May 9, 2026
Secret math, public meltdown
Introduction to Beaver Triples
Crypto dinner math sparks confusion, typo drama, and one overheating iPhone
TLDR: The article explains a way for friends to pick a restaurant without revealing who can afford what, but readers mostly reacted with confusion, typo-sniping, and one very dramatic iPhone complaint. The big takeaway: privacy math is interesting, but the comments turned it into a comedy of crashes and cries for plain English.
A quirky explainer about privately picking a restaurant somehow turned into a full-blown comment-section variety show. The article tries to make a complicated privacy idea feel relatable: four friends want to choose where to eat without exposing who’s broke, who’s picky, or who would absolutely tank the vibe in the group chat. The big promise is simple enough for non-cryptographers: calculate the group’s best dinner spot without revealing everyone’s personal scores. But before readers could fully digest that, the community had already latched onto the real chaos.
The loudest reaction? Total bafflement. One reader basically begged for a version written for humans, asking if there’s a “more straightforward explanation somewhere.” That set the tone: less “wow, elegant math” and more “sir, please explain this to me like I’m ordering fries.” Then came the editorial drive-by. Another commenter zoomed past the cryptography and went straight for the typo police, roasting the line “the market isn’t doing too well recently” as a symptom of the internet’s publish-fast, edit-never culture. In a deliciously petty twist, they even wondered whether the rough wording was “proof of not using AI.”

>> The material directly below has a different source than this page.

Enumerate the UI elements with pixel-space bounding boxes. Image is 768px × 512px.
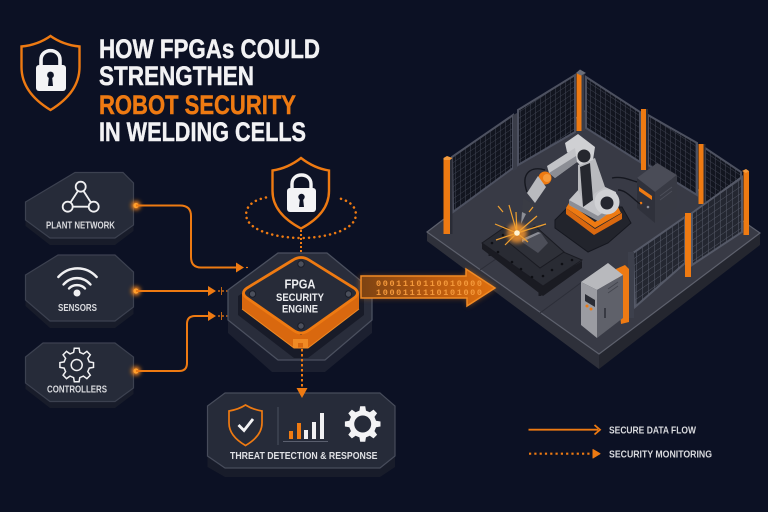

And then the funniest subplot of all: someone said the site made their iPhone 16 heat up and Safari crash. So while the article was trying to preserve privacy at dinner, the comments were busy suggesting the real danger was your phone catching feelings first. In other words, the math may be private, but the community’s confusion, snark, and hardware drama were absolutely public.
Key Points
- •The article uses a restaurant-selection example to explain privacy-preserving computation with four participants and three choices.
- •Each participant assigns private affordability and food-preference scores on a 0–10 scale, and their product forms an individual restaurant score.
- •The group-level score for each restaurant is defined as the sum of all participants’ individual scores for that restaurant.
- •All private inputs are converted into secret shares so the final restaurant totals can be computed without revealing individual values.
- •Directly multiplying two degree-1 secret-sharing polynomials produces a degree-2 polynomial, increasing the reconstruction threshold from 2 participants to 3.